I get that there's a difference in degree, i. e. GPG binaries being checked against hashes and having a long track record as an organization, but is that fundamentally different?

I could see ProtonMail evolving to, for example, using a browser extension that allows you to use a known-good version of the crypto library, and informing you of changes.

Point being: it isn't perfect and I'd prefer something based on standards. But e-mail encryption has failed, even though it is often more personal than websites where TLS has been successful. ProtonMail is a legitimate attempt in a space that seems to need a new approach.

I think it's different, because Protonmail can target you, individually, at any time. Like, for example, upon receipt of a NSL.

GPG is used asynchronously. In many cases, everyone would need to be compromised to go after one person. That raises the chance of discovery.
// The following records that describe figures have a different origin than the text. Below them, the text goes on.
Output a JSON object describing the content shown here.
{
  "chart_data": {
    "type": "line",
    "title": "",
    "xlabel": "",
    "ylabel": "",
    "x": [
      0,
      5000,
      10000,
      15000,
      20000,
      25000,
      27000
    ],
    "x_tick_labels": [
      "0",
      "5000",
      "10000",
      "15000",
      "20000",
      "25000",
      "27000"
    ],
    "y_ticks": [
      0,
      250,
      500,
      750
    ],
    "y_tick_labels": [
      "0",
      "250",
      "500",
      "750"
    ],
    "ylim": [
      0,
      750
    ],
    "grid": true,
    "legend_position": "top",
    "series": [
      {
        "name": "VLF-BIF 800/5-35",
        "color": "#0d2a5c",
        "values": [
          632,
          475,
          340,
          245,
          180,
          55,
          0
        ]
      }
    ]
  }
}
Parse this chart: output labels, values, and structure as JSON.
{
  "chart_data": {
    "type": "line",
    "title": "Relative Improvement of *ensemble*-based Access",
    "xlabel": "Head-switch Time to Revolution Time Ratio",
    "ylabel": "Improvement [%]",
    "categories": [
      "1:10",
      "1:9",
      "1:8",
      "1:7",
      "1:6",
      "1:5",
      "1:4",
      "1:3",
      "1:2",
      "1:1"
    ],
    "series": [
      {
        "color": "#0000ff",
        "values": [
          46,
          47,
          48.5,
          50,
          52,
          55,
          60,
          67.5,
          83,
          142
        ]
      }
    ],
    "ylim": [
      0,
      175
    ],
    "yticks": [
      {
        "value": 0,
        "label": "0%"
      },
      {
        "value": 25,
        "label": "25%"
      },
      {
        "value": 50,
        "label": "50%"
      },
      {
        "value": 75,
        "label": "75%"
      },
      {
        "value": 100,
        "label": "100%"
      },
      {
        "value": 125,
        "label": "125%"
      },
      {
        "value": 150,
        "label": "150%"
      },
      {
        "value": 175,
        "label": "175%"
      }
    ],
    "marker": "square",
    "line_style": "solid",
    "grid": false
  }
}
A browser extension is a fantastically better idea. Google previously prototyped most of the work for this: https://github.com/google/end-to-end

The difference is that, any time you check your email, a basic TLS MitM could exfiltrate your entire inbox without your or ProtonMail's knowledge — exactly the same threat model as Gmail or any other webmail provider.

Further to that, I'd trust Google's infrastructure to withstand compromise much more than I'd trust a datacenter run by a small company that I know much less about. (Tinfoil hat: sure, I have to assume that the NSA has a copy of my Gmail inbox, but god knows who else may have owned ProtonMail.)

When's the last time you downloaded GPG? For me: years ago.

How often do you download ProtonMail's Javascript code? Several times per second, as long as you're using it.